Aspirin has been shown to be a powerful inhibitor of post-Amadori Maillard reactions, although the exact mechanism of this action remains unclear. We have used corneal and scleral collagen as a model system: (i) to assess how aspirin, either alone or in combination with sugars, affects the surface charge distribution along the collagen fibrils; (ii) to see how sugars and/or aspirin affect the swelling properties of the cornea; and (iii) to see if sugars and/or aspirin change the distribution of water within the corneal stroma as the tissue swells. Charge changes were detected by examining changes in the uptake of phosphotungstate ions as seen in the electron microscope.
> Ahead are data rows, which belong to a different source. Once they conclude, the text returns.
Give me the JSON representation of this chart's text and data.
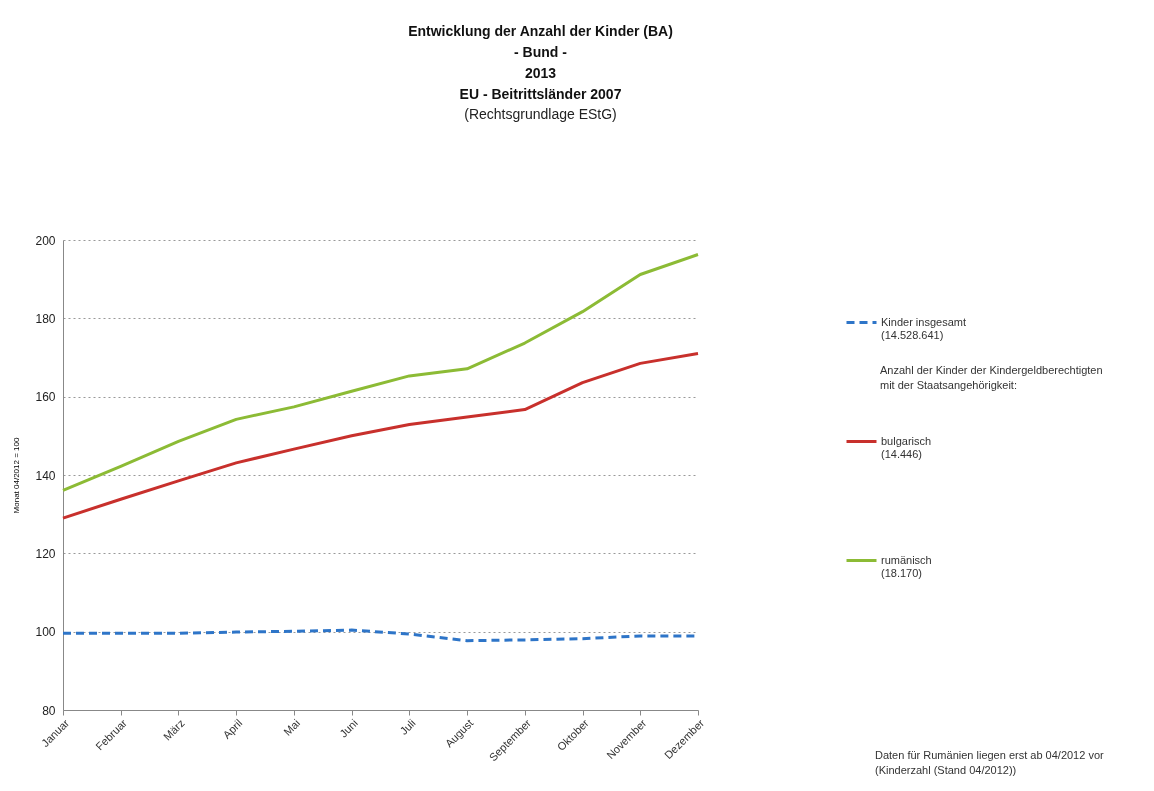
{
  "chart_data": {
    "type": "line",
    "title": "Entwicklung der Anzahl der Kinder (BA)\n- Bund -\n2013\nEU - Beitrittsländer 2007",
    "subtitle": "(Rechtsgrundlage EStG)",
    "ylabel": "Monat 04/2012 = 100",
    "categories": [
      "Januar",
      "Februar",
      "März",
      "April",
      "Mai",
      "Juni",
      "Juli",
      "August",
      "September",
      "Oktober",
      "November",
      "Dezember"
    ],
    "series": [
      {
        "name": "Kinder insgesamt\n(14.528.641)",
        "color": "#2e75c8",
        "line_style": "dashed",
        "values": [
          99.6,
          99.6,
          99.6,
          99.9,
          100.1,
          100.4,
          99.4,
          97.7,
          97.9,
          98.2,
          98.9,
          98.9
        ]
      },
      {
        "name": "bulgarisch\n(14.446)",
        "color": "#c8302c",
        "line_style": "solid",
        "values": [
          129,
          133.8,
          138.5,
          143.1,
          146.6,
          150,
          152.9,
          154.8,
          156.7,
          163.6,
          168.5,
          171
        ]
      },
      {
        "name": "rumänisch\n(18.170)",
        "color": "#8cbb35",
        "line_style": "solid",
        "values": [
          136.1,
          142.2,
          148.6,
          154.2,
          157.4,
          161.4,
          165.3,
          167.1,
          173.7,
          181.7,
          191.2,
          196.3
        ]
      }
    ],
    "ylim": [
      80,
      200
    ],
    "yticks": [
      80,
      100,
      120,
      140,
      160,
      180,
      200
    ],
    "grid": "y",
    "legend": "right",
    "annotations": [
      "Anzahl der Kinder der Kindergeldberechtigten\nmit der Staatsangehörigkeit:",
      "Daten für Rumänien liegen erst ab 04/2012 vor\n(Kinderzahl (Stand 04/2012))"
    ]
  }
}
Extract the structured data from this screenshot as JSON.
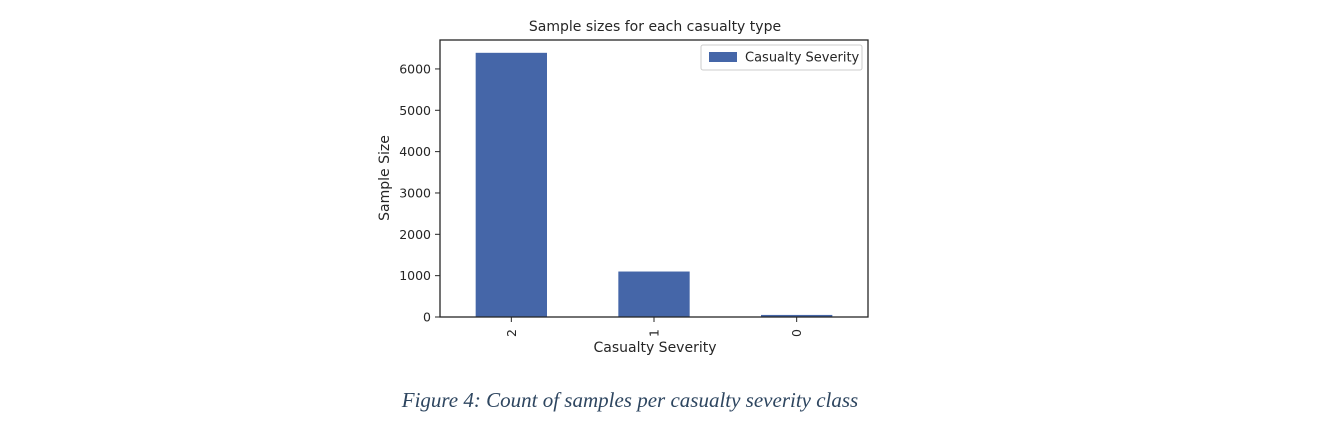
{
  "chart_data": {
    "type": "bar",
    "title": "Sample sizes for each casualty type",
    "xlabel": "Casualty Severity",
    "ylabel": "Sample Size",
    "categories": [
      "2",
      "1",
      "0"
    ],
    "series": [
      {
        "name": "Casualty Severity",
        "values": [
          6390,
          1100,
          50
        ]
      }
    ],
    "ylim": [
      0,
      6700
    ],
    "yticks": [
      0,
      1000,
      2000,
      3000,
      4000,
      5000,
      6000
    ],
    "xtick_rotation": 90,
    "grid": false,
    "legend_position": "top-right",
    "colors": {
      "bar": "#4566a8",
      "axes": "#262626"
    }
  },
  "caption": "Figure 4: Count of samples per casualty severity class"
}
Swelling was measured by monitoring the uptake of water as a function of swelling time, and water distribution was determined by using synchrotron X-ray diffraction to follow changes in the interfibrillar Bragg spacing as the cornea swells. Aspirin has a marked effect on the positive staining pattern of scleral collagen. This is different to the changes in stain uptake produced by glycation. Incubation with both sugars and aspirin showed that the sugar binding takes precedence over the effects of aspirin which, in turn, suggests that protein acetylation by aspirin is unlikely under these circumstances. However, aspirin completely suppresses corneal swelling. Even when the aspirin is removed, swelling in distilled water is reduced, and this is accompanied by changes in the water distribution. The results suggest that water is more evenly distributed in aspirin-treated corneas that are subsequently swollen than in swollen glycated corneas. Fructation, glucation and ribation on their own have little effect on the uptake of water as the cornea swells. This suggests that any sugar-derived crosslinks formed at this stage do not limit swelling.